We had met many of the villagers the previous day, but this morning felt different. Caroline explained it this way: “Before I felt like they were watching and sort of judging us, but in the church service I felt welcomed and like we were really part of their community.” The choir sang a special song for us and then allowed the students to return their gift of song, all of it more lively than Easter Sunday. Winnie, a young Rwandan woman, translated as the minister read a passage from Isaiah mandating that we defend the widows and orphans, the minister prayed in superlatives that didn’t need translating, and the offering was taken. After that, people started bringing up other gifts – bags filled with corn, papaya, avocados, sugar cane, squash. These were auctioned off to help raise more money for the church. When several students began bidding, I worried that we were taking food items that someone in the church needed much more; but immediately after the service, Sean Fletcher (Stanwich lead teacher) pointed to the house the village had built for its widows and orphans two years before and said, “We’ll bring them there.”
Walking up to the classrooms to begin our painting, I had a new understanding of what it means to look out for the most vulnerable members in the community. As the students began prepping the walls using water and rags, swept the floor with a broom made from twigs, mixed paints while village leaders attempted to hold the children back, it seemed like we were engaged in something simply and profoundly human. A crowd gathered and stayed for hours – children peering in windows and reciting their numbers in English, women cooking and sharing ears of corn, village supervisors checking to make sure our work wasn’t impeded by the crowd.

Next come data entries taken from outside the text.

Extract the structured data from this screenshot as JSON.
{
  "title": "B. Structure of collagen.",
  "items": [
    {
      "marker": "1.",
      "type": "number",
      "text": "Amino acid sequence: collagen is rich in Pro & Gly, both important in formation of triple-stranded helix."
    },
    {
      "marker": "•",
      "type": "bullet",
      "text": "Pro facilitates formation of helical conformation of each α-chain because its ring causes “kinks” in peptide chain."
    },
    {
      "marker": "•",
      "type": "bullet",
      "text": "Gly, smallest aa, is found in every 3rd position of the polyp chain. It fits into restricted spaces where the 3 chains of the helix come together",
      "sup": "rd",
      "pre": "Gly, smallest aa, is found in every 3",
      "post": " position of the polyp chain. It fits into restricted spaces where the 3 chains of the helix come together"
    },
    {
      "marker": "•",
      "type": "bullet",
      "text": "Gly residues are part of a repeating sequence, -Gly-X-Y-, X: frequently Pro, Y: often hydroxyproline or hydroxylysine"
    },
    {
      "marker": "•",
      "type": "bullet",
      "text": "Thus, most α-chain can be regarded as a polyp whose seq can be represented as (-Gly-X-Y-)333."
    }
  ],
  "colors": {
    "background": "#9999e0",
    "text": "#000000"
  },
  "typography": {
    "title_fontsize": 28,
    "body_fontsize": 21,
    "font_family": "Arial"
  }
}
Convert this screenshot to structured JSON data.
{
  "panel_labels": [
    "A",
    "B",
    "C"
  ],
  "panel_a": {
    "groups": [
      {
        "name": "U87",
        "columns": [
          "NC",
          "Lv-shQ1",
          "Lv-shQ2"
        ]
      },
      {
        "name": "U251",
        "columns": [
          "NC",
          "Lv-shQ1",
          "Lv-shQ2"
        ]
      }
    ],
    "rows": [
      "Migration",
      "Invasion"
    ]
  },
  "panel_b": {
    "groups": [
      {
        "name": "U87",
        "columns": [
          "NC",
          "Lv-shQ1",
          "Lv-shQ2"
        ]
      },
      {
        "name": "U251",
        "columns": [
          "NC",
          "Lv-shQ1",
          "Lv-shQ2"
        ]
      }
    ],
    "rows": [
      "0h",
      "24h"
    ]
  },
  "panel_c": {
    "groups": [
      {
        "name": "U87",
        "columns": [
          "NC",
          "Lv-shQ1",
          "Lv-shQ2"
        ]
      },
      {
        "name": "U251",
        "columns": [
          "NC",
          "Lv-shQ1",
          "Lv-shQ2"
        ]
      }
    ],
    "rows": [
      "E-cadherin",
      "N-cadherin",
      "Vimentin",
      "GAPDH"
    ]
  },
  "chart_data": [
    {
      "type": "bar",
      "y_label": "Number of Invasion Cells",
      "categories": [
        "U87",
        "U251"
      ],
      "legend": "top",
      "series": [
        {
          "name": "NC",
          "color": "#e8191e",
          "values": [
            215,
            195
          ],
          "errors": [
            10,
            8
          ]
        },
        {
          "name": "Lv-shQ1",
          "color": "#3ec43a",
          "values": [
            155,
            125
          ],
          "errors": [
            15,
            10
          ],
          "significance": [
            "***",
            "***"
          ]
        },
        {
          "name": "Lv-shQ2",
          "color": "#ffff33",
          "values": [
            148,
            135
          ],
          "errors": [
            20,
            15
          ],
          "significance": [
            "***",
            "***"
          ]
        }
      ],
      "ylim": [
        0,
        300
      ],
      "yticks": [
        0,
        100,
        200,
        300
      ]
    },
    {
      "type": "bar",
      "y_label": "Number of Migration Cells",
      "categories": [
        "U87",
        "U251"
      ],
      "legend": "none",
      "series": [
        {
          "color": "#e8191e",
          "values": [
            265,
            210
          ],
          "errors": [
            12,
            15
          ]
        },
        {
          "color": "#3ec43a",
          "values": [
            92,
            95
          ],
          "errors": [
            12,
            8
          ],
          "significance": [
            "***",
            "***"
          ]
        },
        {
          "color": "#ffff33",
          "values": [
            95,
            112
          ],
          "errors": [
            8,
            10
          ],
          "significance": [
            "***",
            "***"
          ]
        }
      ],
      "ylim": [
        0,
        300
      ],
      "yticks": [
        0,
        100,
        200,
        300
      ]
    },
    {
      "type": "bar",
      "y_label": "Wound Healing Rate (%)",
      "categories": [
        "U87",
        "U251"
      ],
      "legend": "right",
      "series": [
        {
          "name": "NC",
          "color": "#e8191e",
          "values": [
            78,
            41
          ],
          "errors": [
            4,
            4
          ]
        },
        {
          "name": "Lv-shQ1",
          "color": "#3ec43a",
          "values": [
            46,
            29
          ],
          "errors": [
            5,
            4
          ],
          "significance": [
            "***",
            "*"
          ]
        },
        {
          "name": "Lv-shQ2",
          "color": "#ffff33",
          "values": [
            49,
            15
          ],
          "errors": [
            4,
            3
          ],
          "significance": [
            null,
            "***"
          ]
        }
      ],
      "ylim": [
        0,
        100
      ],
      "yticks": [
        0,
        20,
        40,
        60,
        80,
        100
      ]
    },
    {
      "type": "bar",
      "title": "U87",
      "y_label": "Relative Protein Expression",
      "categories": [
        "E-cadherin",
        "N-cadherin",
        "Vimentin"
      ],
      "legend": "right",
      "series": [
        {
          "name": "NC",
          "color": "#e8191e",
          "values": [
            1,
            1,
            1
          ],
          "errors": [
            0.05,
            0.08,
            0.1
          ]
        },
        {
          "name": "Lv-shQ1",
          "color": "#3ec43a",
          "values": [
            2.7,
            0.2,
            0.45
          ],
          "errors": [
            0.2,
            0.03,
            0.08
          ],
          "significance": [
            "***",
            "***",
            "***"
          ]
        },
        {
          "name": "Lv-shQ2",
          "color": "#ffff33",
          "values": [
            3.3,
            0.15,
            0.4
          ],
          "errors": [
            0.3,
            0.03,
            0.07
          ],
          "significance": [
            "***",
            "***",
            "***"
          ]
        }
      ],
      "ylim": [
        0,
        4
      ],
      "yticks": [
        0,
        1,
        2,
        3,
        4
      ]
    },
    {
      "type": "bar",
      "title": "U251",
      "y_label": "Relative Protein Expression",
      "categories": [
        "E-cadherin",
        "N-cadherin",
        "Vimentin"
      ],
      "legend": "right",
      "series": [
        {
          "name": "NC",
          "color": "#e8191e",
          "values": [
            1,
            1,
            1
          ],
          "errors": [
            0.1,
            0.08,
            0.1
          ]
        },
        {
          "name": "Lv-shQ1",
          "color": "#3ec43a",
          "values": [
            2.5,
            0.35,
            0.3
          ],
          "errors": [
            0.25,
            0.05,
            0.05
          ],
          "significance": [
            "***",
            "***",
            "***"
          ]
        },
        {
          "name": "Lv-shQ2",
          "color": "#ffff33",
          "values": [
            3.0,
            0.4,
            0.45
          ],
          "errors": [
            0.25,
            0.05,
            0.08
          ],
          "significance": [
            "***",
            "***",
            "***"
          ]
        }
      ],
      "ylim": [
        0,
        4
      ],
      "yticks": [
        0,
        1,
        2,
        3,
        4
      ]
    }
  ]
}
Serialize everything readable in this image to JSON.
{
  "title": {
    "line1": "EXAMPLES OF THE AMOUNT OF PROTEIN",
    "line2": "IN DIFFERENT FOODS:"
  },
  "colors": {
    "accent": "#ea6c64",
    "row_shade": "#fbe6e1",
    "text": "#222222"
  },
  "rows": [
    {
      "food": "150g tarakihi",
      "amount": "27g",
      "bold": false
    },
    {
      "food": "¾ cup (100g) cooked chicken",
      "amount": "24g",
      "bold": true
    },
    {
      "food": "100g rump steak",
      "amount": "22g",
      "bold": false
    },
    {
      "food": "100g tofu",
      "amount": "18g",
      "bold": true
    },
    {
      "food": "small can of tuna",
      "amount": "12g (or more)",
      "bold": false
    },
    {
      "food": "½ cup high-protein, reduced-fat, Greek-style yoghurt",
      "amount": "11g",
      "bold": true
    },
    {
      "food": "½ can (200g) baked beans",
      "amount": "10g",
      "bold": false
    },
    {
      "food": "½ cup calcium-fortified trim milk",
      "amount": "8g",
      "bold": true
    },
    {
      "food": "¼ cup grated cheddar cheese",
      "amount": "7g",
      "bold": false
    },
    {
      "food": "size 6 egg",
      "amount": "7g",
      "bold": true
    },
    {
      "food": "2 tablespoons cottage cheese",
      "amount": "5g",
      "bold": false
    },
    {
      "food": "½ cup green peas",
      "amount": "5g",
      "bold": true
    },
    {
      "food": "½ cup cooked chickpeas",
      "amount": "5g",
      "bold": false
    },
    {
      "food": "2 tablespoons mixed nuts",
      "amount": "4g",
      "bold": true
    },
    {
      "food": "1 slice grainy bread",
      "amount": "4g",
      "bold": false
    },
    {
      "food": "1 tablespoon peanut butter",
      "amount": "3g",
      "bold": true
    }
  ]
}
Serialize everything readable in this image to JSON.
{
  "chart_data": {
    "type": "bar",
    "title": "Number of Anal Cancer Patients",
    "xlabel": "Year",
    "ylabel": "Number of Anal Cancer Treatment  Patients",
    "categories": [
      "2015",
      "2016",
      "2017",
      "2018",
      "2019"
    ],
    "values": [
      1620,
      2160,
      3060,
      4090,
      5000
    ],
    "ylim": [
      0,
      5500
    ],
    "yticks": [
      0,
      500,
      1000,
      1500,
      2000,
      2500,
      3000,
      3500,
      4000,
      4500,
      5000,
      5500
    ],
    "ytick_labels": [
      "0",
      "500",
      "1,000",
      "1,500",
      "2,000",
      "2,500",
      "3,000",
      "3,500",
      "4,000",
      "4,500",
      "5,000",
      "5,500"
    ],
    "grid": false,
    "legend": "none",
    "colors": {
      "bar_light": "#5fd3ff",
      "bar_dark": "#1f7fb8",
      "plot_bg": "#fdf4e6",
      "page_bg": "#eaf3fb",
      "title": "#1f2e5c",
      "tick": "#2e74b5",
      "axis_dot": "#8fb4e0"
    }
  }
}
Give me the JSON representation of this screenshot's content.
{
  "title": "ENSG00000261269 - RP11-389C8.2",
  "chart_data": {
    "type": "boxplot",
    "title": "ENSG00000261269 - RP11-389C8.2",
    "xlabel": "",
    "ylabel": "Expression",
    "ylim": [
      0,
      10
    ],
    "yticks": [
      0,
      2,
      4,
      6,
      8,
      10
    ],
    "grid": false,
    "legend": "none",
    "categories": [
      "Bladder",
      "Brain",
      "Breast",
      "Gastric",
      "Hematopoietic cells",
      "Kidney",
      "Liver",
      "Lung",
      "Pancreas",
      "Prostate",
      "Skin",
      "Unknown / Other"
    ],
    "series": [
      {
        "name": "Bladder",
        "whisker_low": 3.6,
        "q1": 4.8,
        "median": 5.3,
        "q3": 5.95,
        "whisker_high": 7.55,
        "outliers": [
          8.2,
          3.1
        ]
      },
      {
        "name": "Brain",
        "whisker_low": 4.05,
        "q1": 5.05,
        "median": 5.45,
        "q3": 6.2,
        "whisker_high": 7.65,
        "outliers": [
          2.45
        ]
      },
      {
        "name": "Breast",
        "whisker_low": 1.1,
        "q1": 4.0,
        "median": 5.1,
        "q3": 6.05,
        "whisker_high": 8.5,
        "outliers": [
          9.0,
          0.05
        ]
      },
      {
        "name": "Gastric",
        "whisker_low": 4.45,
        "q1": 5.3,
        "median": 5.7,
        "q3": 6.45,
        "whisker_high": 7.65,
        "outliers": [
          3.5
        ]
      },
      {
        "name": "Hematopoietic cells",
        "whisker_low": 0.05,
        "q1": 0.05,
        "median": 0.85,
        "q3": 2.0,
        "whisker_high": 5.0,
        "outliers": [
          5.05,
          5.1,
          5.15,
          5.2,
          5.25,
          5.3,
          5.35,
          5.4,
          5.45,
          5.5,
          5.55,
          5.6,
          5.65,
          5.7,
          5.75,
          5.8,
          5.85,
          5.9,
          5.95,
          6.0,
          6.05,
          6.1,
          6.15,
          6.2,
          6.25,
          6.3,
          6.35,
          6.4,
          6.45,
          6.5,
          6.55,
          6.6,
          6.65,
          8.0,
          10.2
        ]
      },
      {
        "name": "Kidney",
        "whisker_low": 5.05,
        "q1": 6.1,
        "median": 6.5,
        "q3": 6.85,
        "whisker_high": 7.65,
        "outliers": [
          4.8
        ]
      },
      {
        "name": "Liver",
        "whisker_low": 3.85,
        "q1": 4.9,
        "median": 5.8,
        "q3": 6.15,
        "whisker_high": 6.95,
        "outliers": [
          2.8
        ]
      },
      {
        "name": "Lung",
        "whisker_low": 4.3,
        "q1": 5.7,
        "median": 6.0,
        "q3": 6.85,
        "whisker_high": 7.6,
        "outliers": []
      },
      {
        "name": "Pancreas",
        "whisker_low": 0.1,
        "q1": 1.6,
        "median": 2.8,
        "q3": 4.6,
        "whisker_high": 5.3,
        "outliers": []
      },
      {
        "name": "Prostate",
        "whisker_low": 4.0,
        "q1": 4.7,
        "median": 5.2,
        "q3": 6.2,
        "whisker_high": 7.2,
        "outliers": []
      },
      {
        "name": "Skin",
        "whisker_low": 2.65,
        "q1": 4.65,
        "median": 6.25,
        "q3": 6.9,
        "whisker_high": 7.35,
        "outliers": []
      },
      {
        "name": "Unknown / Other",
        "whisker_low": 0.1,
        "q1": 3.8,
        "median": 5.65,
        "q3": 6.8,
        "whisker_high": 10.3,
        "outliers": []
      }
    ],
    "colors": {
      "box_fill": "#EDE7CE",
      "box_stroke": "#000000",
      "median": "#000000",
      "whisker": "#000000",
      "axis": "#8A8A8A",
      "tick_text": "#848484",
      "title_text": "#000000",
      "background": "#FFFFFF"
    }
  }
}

What did we take away from today? The simplicity of a gift of song, crude work tools for cleaning, primary colors mixed to make a limited palette, and the joy of working together to make something so much bigger possible. In January, when the children run to peer through the windows again, they will be blessed with an open door welcoming them to their new school – a place where they can learn to count, to read, to find their voices and their dreams.